Bundeswehr hat ein Imageproblem
Immer mehr Zeitungen berichten über den Minister der Verlegenheit. Bildausschnitt: „Minister der Verlegenheit“ (Süddeutsche Zeitung vom 08.09.2009.) und seinen fatalen Angriff. Bildausschnitt: „Ein fataler Angriff“ (Frankfurter Allgemeine Zeitung vom 08.09.2009). Sie nehmen den Kriegsminister unter Beschuss. Bildausschnitt: „Kriegsminister unter Beschuss“ (Tageszeitung vom 08.09.2009). Aber nicht nur Franz-Josef Jung gerät unter Druck, auch die Bundeswehr mit ihrem Einsatz in Afghanistan hat das Imageproblem, gegen das sie lange gekämpft hat.

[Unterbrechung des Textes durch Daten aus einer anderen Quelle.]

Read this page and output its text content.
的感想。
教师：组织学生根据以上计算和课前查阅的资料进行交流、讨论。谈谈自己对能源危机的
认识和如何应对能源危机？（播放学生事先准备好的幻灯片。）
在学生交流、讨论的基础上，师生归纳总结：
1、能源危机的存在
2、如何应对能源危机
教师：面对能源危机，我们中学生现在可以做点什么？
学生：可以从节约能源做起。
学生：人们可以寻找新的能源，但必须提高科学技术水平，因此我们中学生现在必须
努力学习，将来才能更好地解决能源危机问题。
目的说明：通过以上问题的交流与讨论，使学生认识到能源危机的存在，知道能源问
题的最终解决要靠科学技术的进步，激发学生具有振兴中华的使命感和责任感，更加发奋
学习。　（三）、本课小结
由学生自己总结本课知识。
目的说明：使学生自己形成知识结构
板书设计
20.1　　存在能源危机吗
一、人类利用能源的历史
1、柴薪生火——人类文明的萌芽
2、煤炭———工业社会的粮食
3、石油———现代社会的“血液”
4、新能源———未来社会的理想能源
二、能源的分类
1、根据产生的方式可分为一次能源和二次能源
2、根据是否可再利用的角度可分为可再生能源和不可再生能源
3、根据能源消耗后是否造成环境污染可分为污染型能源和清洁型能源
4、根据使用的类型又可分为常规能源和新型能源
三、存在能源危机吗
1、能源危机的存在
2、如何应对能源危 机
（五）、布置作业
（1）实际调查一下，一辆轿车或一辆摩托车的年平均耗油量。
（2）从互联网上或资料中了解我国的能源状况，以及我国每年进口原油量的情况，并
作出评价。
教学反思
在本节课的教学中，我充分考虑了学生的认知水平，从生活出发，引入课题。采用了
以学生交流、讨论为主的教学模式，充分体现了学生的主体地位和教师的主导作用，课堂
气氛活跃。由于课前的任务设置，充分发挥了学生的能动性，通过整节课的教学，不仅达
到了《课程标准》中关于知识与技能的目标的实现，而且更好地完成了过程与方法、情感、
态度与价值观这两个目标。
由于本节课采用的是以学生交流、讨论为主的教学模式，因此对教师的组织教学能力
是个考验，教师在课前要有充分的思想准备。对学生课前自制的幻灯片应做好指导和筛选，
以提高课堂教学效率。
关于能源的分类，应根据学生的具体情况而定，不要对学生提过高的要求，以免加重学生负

Florian Meesmann, ARD-Korrespondent: „Man hat sich darum bemüht, vor allem die Wiederaufbauleistungen der Bundeswehr in den Vordergrund zu stellen und man war sehr darum bemüht, den Anteil, der mit Gefechten, mit Auseinandersetzungen mit Aufständischen verbunden war, diesen Anteil sehr, sehr klein zu halten in der Außendarstellung.“ Christoph Reuter, Stern-Korrespondent: „Wir haben die Erfahrung gemacht, wir können besser mittlerweile mit afghanischen Quellen, mit afghanischen Stellen recherchieren als mit der Bundeswehr. Man braucht Kontakte, man braucht eine Vertrauensbasis, aber dann lässt sich da durchaus arbeiten.“
Isoliert unter Wahlkämpfern
Das Vertrauen in den Minister hat gelitten. Gestern im Bundestag: Isoliert unter Wahlkämpfern. Die Regierungserklärung der Bundeskanzlerin ist unausweichlich. Michael Schmidt, Redakteur „Der Tagesspiegel“: „Er nötigt die Kanzlerin letztlich in die bütt zu steigen um Schadensbegrenzung zu betreiben. Es wäre ein leichtes für ihn gewesen, von Anfang an eine Brandmauer hochzuziehen, die Möglichkeit, ziviler Opfer einzuräumen und sich zu entschuldigen.“ Und Angela Merkel nutzt diese Möglichkeit. Doch neues über die Opfer, sagt auch sie nicht. Angela Merkel, Bundeskanzlerin: „Die lückenlose Aufklärung des Vorfalls vom letzten Freitag und seiner Folgen ist für mich und die ganze Bundesregierung ein Gebot der Selbstverständlichkeit.“ Christoph Reuter, Stern-Korrespondent: „Die Kernfrage traut sie sich nicht zu berühren, nämlich: Was machen wir mit einem Nord-Afghanistan, das ohne die Schuld der Bundeswehr sich von einer relativ friedlichen Zone in ein Kampfgebiet verwandelt hat? Klären wir das in einer öffentlichen Debatte, dass wir in der Tat rausgehen müssen, kämpfen müssen, wenn wir schon mal da sind. Das heißt aber auch, dass es mehr Tote geben wird, als es bislang gegeben hat. Und das wäre die Frage, die geklärt werden muss.“ Die Frage muss auch in der Öffentlichkeit geklärt werden, genauso wie die Frage, was in der Nacht zu Freitag wirklich passiert ist.